Croire à une parole ?
Ce récit – sans geste thérapeutique autre qu’une parole qui ne dit pas en elle-même la guérison, mais qui envoie directement la faire constater – nous interpelle. Comment faire constater quelque chose que nous n’avons pas encore expérimenté ? Comment se mettre en route et croire que cette parole prononcée par le Christ sera effective ? C’est un des lieux où ce récit nous interpelle en nous rappelant qu’il faut parfois un pas de foi pour découvrir que cette Parole en laquelle nous avons mis notre foi n’est pas une parole en l’air, mais qu’elle peut radicalement changer nos vies.

Entrer dans la reconnaissance (© Pixabay)
Indifférents à la grâce ?
Ce qui me frappe également dans ce récit, c’est le fait qu’un seul homme revient en arrière pour rendre grâce. Comme si, pour les neuf autres, cette grâce particulière n’impliquait pas pour eux de revenir auprès de Celui par qui elle était arrivée ! Comme si elle était, quelque part, banale… un dû et non un don.
Alors que nous allons vers Pâques, je me suis mise à relire ce texte en m’interrogeant sur mon approche de la grâce de Dieu. Dans quelle mesure ne suis-je pas un peu comme ces neuf lépreux ? Oubliant Celui par qui elle m’arrive, oubliant de dire merci, ne mesurant pas toujours la valeur de la grâce reçue… combien elle m’a émerveillée, et qu’elle n’est en rien un dû, mais un cadeau merveilleux.

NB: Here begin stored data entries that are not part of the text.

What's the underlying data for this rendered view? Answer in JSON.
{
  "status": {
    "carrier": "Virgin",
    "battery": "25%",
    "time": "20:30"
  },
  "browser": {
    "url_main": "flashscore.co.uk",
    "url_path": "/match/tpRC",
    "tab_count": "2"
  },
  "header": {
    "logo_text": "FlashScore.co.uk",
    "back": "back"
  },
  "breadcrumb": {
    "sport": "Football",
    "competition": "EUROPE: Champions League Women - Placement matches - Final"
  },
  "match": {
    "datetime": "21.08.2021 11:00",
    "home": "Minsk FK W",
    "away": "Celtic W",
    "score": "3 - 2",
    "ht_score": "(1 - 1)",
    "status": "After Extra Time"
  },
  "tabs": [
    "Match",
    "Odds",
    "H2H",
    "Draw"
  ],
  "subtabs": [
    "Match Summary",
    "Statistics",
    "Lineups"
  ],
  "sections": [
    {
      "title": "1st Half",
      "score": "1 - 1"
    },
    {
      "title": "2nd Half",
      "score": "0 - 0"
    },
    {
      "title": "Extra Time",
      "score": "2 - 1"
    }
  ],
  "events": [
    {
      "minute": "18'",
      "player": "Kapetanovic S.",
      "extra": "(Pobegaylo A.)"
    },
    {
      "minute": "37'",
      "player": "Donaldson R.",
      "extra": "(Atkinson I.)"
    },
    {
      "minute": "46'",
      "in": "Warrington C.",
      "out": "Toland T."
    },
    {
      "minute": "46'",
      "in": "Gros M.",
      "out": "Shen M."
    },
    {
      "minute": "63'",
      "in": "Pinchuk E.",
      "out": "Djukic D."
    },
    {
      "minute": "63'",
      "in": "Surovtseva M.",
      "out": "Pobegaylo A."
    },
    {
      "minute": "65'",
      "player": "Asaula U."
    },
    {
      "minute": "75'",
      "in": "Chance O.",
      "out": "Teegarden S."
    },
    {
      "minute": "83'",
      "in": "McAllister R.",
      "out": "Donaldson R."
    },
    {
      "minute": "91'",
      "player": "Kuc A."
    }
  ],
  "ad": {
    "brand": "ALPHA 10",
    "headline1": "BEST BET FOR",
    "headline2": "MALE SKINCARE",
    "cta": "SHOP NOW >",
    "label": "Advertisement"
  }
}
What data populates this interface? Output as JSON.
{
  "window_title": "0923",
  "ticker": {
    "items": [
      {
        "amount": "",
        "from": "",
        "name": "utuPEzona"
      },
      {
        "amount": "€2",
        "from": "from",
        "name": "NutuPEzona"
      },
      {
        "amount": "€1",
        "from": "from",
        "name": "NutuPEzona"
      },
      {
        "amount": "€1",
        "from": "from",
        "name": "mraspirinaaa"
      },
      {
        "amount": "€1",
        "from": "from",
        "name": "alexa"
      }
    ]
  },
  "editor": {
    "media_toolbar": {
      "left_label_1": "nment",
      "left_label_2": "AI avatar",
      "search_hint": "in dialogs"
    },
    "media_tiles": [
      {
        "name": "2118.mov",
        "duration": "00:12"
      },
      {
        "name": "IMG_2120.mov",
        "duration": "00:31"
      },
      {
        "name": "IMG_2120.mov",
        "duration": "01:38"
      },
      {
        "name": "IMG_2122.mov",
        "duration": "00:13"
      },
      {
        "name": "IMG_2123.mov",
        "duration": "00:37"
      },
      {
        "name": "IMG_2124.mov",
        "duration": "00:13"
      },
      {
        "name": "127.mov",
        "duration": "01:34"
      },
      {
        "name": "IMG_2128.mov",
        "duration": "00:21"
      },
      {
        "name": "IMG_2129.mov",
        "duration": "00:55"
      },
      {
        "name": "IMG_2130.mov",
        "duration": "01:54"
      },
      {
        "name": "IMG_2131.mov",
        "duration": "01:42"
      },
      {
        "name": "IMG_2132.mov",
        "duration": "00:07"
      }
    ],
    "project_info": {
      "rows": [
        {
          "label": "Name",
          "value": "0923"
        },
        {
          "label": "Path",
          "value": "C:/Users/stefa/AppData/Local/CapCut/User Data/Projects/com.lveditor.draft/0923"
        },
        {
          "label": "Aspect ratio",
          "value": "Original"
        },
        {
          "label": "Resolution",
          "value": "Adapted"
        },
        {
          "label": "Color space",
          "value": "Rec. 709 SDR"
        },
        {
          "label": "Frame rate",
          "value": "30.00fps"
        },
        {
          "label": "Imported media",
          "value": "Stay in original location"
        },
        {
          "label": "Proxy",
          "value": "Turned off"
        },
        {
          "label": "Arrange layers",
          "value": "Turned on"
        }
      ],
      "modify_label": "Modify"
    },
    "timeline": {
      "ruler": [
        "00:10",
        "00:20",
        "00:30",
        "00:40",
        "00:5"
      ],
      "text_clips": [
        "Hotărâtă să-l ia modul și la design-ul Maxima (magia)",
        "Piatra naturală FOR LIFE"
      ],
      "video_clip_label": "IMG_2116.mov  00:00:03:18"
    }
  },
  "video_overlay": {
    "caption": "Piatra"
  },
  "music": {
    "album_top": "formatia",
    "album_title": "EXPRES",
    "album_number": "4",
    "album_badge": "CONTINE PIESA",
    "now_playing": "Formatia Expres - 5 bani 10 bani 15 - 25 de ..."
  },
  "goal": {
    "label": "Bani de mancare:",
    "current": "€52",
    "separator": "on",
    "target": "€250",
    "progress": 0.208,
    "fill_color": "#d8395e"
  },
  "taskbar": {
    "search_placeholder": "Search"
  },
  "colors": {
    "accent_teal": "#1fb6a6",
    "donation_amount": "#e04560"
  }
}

Une guérison plus profonde
À l’approche de Pâques, le lépreux samaritain me rappelle la valeur de cette grâce, qui me pousse à revenir auprès de Celui par qui elle m’arrive. Il me dit que ce retour pourrait être l’occasion de vivre une guérison plus profonde, une occasion pour (ré)entendre cette parole qui me (re)met en route : « Lève-toi et va, ta foi t’a sauvé ».